It's about that time[r]

The next system of the STM32G4 I'm taking on is the Timer system. And no, it's not just because I get to see my name all over the place...

Dead simple amirite?
This chip has a whole host of different types of timers: 3x advanced-control timers TIM1/8/20, 4x general-purpose timers TIM2/3/4/5, 3x general-purpose timers TIM15/16/17 (huh? must be cut-down versions), 2x basic timers TIM6/7, a low-power timer LPTIM, and a high-resolution timer HRTIM that is actually seven timers in one: master, and 6x slaves. Not sure exactly what master/slave relationship is just yet.

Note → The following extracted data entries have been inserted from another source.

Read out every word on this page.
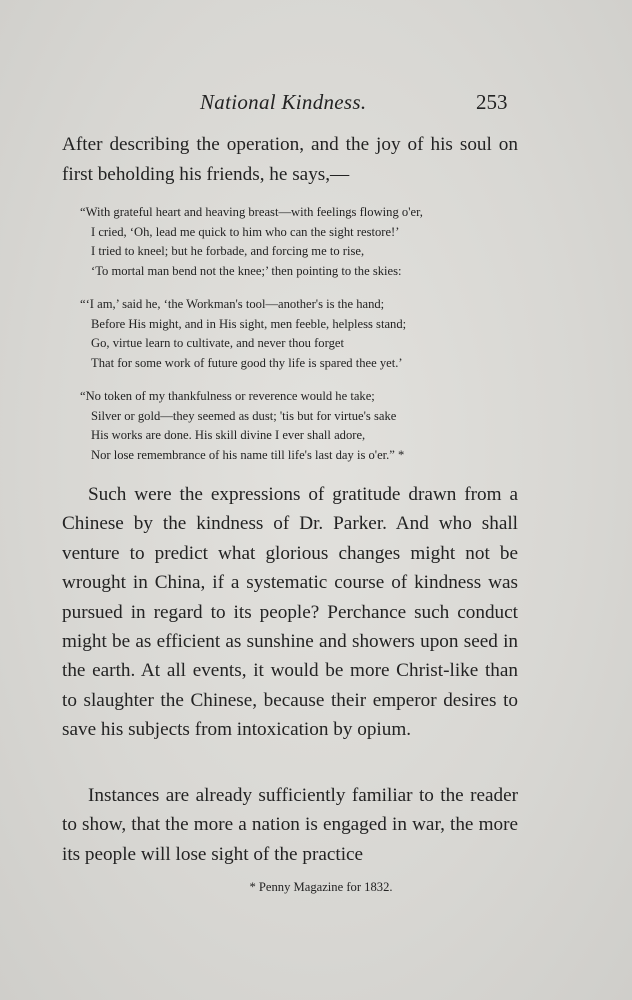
National Kindness.	253

After describing the operation, and the joy of his soul on first beholding his friends, he says,—

“With grateful heart and heaving breast—with feelings flowing o'er,
I cried, ‘Oh, lead me quick to him who can the sight restore!’
I tried to kneel; but he forbade, and forcing me to rise,
‘To mortal man bend not the knee;’ then pointing to the skies:
“‘I am,’ said he, ‘the Workman's tool—another's is the hand;
Before His might, and in His sight, men feeble, helpless stand;
Go, virtue learn to cultivate, and never thou forget
That for some work of future good thy life is spared thee yet.’
“No token of my thankfulness or reverence would he take;
Silver or gold—they seemed as dust; 'tis but for virtue's sake
His works are done. His skill divine I ever shall adore,
Nor lose remembrance of his name till life's last day is o'er.” *

Such were the expressions of gratitude drawn from a Chinese by the kindness of Dr. Parker. And who shall venture to predict what glorious changes might not be wrought in China, if a systematic course of kindness was pursued in regard to its people? Perchance such conduct might be as efficient as sunshine and showers upon seed in the earth. At all events, it would be more Christ-like than to slaughter the Chinese, because their emperor desires to save his subjects from intoxication by opium.

Instances are already sufficiently familiar to the reader to show, that the more a nation is engaged in war, the more its people will lose sight of the practice

* Penny Magazine for 1832.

I got a pretty good head start understanding timers from this video by Eddie Amaya. In short, they're 16-bit counters that count up or down based on the peripheral clock divided by some prescalar. When the counter reaches the value set in the TIMx_ARR register it does... something; fires an interrupt, toggles a GPIO, etc. Then when the timer overflows, it resets back to 0 (in the case of the GPIO it toggles it back on again). Apparently they can be tied to DMA reqeusts too, according to p1101 of the datasheet.

I'm particularly interested in the center-aligned timing modes that allow for up-down counting, which will be super useful for current sampling during BLDC commutation (more on that project in a later post).

H gates for the top 3 traces, and a spike indicating current sampling from Ben Katz's blog.
But since I'm still new to timers I figure I'll just try and get a PWM signal out first. 

STM's timer's are ... weird? After reading about them for the better part of 3 days, I started trying to get a simple PWM signal up and running. Took me the better part of another day to figure out how to enable them (grrr... CubeMX's generated code is actually flat out wrong). Aaaand then about 10 minutes and as many lines of code to get three center-aligned PWM pulses synchronized?!

That was alarmingly easy...
I've still got to figure out things like duty cycle, frequency, and syncing the ADC to the dead-time, but so far so good.